It is interesting the lengths of how companies will go to avoid having a face-to-face interview.
For example, I have had multiple companies send me a questionnaire/request to do a one-way video that would take an hour to do. If we invest an hour in the application process for each company we stand very little chance of getting a job when hundreds of other people are also applying for it. It is a cost and reward question. The companies that make it more difficult to get an interview, don’t get the best and brightest.

This isn’t just a question about the resources of time. It is about respect. Text on a page doesn’t communicate who a person is. It also lends itself to an AI answer or something that is BS. Authentic people want an authentic situation so that their character and knowledge can shine through.

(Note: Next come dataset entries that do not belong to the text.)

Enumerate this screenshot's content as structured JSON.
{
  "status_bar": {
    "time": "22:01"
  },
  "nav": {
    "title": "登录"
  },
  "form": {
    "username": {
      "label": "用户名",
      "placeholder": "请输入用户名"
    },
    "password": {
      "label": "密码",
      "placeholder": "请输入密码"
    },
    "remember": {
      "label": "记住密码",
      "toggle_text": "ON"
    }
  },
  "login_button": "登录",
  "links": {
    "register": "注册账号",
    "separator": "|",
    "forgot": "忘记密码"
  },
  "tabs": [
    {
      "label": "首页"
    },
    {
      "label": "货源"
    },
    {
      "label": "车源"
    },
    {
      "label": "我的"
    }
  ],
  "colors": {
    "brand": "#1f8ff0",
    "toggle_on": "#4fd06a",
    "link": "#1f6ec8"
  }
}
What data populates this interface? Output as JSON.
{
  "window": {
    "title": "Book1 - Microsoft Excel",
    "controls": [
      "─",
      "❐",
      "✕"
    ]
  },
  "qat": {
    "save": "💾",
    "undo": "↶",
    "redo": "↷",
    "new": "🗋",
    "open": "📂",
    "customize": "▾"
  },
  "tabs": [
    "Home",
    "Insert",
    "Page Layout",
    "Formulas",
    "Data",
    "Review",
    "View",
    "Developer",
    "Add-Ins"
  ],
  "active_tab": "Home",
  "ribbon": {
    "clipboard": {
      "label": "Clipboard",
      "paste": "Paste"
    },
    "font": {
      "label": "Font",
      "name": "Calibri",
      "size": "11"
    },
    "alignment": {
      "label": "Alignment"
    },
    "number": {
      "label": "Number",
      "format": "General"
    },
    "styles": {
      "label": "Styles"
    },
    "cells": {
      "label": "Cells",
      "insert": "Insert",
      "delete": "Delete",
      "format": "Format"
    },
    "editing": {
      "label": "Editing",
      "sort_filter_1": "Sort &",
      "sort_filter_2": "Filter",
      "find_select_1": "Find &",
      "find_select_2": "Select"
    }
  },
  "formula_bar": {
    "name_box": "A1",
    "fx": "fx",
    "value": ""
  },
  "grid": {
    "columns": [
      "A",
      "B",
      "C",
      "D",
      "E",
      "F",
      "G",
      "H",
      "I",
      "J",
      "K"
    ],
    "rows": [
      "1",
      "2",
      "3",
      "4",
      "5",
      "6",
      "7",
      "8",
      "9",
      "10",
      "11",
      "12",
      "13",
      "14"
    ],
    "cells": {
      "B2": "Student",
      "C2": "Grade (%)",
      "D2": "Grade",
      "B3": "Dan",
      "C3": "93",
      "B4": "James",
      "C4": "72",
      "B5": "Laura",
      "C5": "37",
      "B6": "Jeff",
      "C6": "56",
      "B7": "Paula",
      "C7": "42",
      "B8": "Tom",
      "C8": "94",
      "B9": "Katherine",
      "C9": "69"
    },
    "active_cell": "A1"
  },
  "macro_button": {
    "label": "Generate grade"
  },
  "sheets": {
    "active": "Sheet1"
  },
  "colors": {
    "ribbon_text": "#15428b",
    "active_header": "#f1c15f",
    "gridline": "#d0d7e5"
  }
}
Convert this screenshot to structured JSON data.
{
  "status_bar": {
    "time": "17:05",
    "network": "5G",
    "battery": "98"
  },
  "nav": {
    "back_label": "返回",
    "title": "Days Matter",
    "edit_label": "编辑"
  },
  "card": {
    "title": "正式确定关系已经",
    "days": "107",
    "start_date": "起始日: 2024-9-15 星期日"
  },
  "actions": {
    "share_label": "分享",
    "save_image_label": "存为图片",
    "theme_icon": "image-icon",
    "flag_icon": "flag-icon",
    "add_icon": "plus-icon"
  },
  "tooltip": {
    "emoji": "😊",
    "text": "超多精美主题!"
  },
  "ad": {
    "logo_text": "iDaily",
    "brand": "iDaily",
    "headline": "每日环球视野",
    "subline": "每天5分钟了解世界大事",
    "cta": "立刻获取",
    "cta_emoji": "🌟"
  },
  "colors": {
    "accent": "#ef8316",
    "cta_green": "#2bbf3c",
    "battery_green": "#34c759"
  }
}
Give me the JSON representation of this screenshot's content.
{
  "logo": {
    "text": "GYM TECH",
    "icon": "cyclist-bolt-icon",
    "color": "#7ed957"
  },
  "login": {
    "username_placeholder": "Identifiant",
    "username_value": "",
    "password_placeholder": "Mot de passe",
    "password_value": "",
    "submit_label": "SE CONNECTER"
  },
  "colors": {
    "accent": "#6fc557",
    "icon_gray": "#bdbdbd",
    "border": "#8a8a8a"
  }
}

Let’s say that you spend an hour filling out the questionnaire or do the one-way video interview. I did those in the past. I didn’t ever hear back from those companies. When companies are impersonal enough to do these things, the chances of getting a result from your effort are almost zero. If those companies had responded to my efforts, I still wouldn’t want to be involved with them. Being human means that you talk to people, not shuffle them off in an academic exercise that feels like a black hole.
Doing computer support people send in a ticket and often feel that they are just sending things to a black hole. I let them know when I receive the ticket, or call them telling them that I would like to work on it with them immediately. You can make people feel confident the system works only by having a human person at the other end of the process. The more that we get away from humanity, the more we all suffer.